The group engaged in performing a plethora of both new and old tracks, taking the opportunity to completely transform many of the latter into the carefully elongated soundscapes that had been present in the performance before.  The peak of the evening arrived, however, when renegade track and avid fan favourite ‘Nothing Ever Happened’ collided headfirst with a fresh rendition of Patti Smith’s ‘Horses’. In a storm of blurred, screeching vocals, fast-paced percussion and sharply duelling guitars, the two songs merged in the most electrifyingly flawless manner, as each member worked to violently juggle the contrasting melodies. The audience, on the other hand, were simultaneously captivated and entertained, each member of whom were either staring or dancing in awe of what appeared to be unfolding before them.

A quick breather then led to a wholly different sort of encore, during which a rendition of the softly tragic ‘Agoraphobia’ and its tremulous instrumental predecessor provoked a whirlwind of subtle emotive power and altogether more gentle vocal quirks.

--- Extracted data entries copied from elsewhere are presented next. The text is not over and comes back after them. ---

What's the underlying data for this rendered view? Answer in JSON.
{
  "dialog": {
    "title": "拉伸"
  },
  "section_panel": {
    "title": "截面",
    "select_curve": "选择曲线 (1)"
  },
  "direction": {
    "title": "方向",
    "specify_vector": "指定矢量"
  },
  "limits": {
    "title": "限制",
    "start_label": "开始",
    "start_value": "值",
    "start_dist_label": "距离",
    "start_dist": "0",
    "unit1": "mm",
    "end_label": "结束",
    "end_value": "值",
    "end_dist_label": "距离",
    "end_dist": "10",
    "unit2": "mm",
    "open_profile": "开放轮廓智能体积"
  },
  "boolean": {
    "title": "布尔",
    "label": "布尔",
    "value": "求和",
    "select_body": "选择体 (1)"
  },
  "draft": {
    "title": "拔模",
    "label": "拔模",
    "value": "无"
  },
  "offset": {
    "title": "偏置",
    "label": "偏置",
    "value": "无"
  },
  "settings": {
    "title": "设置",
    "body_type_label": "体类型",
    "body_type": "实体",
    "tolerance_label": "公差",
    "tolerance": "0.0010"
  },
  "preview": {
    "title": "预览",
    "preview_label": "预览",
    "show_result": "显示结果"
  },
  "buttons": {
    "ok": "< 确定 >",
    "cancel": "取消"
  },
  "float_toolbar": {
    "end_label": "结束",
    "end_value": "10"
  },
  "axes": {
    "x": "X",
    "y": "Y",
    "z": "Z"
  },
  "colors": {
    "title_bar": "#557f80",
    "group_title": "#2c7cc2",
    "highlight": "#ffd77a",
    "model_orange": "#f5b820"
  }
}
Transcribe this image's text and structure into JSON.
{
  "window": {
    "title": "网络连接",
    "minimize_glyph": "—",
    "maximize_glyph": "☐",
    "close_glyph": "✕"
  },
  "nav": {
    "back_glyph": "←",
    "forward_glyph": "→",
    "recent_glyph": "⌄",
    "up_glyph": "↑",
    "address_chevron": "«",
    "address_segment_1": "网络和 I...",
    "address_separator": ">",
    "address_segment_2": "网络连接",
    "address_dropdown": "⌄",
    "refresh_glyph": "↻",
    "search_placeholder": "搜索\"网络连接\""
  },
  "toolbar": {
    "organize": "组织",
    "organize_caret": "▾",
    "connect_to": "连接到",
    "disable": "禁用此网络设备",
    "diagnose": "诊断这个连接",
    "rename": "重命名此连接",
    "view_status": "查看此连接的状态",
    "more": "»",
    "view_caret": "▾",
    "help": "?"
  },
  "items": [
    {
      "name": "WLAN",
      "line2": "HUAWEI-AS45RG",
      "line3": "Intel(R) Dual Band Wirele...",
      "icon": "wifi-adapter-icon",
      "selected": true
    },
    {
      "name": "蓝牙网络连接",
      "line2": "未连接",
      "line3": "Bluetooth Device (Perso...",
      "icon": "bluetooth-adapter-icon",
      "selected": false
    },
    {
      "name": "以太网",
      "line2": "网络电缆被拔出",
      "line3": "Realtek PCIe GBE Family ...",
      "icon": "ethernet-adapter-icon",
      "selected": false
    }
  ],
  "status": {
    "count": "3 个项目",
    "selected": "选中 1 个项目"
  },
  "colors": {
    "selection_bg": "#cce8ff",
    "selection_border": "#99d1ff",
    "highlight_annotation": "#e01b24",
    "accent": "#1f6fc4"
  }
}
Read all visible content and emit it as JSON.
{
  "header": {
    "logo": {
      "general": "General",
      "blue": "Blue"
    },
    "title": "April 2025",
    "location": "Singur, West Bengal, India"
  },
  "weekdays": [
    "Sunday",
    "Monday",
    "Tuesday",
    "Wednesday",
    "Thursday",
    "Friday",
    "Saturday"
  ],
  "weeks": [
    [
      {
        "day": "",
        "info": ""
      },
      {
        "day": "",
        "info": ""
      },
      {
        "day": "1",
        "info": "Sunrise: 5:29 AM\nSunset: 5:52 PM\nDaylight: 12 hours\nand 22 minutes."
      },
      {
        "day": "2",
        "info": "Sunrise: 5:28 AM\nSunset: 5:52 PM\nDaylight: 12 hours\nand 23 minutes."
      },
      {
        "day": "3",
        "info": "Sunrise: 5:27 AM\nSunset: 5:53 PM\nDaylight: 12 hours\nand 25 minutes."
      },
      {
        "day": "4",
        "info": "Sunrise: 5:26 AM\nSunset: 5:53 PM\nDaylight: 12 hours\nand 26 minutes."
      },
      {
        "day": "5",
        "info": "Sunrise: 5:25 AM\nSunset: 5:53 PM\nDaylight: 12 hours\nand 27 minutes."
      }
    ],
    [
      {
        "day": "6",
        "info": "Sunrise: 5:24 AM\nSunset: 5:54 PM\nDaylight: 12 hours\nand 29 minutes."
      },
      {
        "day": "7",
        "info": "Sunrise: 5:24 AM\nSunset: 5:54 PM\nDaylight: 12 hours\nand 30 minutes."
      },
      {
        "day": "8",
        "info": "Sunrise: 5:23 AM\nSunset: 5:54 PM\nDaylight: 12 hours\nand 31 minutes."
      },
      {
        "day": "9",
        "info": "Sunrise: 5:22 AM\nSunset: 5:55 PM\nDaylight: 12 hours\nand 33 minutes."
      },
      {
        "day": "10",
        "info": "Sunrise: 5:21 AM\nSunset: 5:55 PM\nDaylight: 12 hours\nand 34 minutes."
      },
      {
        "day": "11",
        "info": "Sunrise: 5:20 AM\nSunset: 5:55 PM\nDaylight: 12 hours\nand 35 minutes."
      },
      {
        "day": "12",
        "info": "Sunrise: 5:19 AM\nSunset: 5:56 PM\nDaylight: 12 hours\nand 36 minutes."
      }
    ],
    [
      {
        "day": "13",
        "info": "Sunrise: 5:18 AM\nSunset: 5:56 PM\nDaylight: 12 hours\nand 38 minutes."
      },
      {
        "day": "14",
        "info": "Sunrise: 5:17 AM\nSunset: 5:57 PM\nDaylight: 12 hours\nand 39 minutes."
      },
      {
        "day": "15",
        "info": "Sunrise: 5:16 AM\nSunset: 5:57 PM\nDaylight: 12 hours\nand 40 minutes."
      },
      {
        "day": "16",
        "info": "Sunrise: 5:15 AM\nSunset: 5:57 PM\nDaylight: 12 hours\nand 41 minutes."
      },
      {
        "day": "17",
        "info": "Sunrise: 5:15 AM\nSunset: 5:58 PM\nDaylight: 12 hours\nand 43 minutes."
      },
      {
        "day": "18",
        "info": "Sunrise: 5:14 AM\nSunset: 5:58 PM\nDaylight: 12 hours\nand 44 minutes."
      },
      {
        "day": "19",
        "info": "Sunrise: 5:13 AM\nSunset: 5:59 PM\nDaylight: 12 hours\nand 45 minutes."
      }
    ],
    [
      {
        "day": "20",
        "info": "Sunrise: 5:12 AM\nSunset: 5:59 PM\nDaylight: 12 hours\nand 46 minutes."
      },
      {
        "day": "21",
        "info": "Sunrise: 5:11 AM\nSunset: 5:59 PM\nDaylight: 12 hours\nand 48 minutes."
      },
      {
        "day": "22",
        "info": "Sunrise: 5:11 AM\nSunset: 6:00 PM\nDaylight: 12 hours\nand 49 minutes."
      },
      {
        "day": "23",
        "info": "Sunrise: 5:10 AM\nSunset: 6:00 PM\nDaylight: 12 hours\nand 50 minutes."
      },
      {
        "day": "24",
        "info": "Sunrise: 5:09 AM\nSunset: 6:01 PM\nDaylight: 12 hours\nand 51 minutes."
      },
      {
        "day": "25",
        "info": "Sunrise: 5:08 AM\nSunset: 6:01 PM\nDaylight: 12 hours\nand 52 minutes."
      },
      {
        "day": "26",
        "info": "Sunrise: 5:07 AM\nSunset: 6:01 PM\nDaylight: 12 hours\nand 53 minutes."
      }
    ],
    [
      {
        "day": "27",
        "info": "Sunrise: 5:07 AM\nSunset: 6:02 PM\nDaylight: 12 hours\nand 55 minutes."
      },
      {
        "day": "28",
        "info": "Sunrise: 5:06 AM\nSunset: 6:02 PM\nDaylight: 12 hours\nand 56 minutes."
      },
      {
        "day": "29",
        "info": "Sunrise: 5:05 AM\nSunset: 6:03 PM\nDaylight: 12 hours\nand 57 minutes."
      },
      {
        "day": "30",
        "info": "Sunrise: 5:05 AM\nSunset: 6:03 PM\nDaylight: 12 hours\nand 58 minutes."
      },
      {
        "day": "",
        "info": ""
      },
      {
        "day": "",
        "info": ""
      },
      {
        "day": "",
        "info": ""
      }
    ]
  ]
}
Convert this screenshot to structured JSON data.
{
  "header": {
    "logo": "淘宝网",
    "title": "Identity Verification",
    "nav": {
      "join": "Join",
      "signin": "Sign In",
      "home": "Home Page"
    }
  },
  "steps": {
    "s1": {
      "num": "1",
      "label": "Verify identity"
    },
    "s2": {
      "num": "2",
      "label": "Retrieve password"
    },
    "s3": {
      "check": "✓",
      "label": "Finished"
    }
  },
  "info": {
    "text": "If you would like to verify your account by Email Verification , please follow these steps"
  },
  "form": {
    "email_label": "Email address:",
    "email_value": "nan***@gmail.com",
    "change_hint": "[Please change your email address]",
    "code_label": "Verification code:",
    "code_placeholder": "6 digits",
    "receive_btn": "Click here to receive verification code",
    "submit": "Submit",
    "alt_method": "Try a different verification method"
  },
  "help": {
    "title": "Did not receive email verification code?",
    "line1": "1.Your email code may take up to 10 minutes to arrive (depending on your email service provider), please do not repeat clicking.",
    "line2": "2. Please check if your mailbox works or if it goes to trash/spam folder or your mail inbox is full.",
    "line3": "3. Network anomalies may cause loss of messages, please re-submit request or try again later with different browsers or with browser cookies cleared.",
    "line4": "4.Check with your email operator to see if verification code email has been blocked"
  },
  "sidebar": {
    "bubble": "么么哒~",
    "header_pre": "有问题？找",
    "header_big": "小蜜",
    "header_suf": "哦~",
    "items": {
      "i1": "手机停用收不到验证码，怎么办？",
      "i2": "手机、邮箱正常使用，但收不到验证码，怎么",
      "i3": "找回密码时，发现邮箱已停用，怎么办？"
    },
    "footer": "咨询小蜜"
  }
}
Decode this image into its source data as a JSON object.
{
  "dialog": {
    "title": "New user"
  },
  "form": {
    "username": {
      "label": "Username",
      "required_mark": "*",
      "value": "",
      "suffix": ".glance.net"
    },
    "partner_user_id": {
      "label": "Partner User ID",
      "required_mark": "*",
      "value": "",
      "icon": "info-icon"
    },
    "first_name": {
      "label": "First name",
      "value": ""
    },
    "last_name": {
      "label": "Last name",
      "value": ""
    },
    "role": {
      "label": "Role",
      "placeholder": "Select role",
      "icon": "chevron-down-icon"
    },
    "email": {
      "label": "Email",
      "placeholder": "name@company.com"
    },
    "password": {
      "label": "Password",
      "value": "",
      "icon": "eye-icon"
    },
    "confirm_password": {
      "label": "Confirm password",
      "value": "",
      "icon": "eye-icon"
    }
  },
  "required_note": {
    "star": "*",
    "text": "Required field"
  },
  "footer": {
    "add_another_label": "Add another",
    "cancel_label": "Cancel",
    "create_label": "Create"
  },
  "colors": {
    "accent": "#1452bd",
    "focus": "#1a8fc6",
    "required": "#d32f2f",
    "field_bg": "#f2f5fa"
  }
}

Finally – after breaking their curfew several times over – Cox stated that the band would close with a ‘traditional’ cover of a native Mancunian artist, before each member gradually launched into an innovative indie-rock version of ‘Why Can’t I Touch It?’ by punk pioneers Buzzcocks.

In short, the combination of accomplished indie rock outfit Deerhunter and their quietly confident solo frontman was nothing less than audibly beguiling. But perhaps the most admirable thing about this group is their immortal and unquestioning dedication to improving and expanding their craft, culminating in a stark eagerness to engage in musical innovation as much as they possibly can.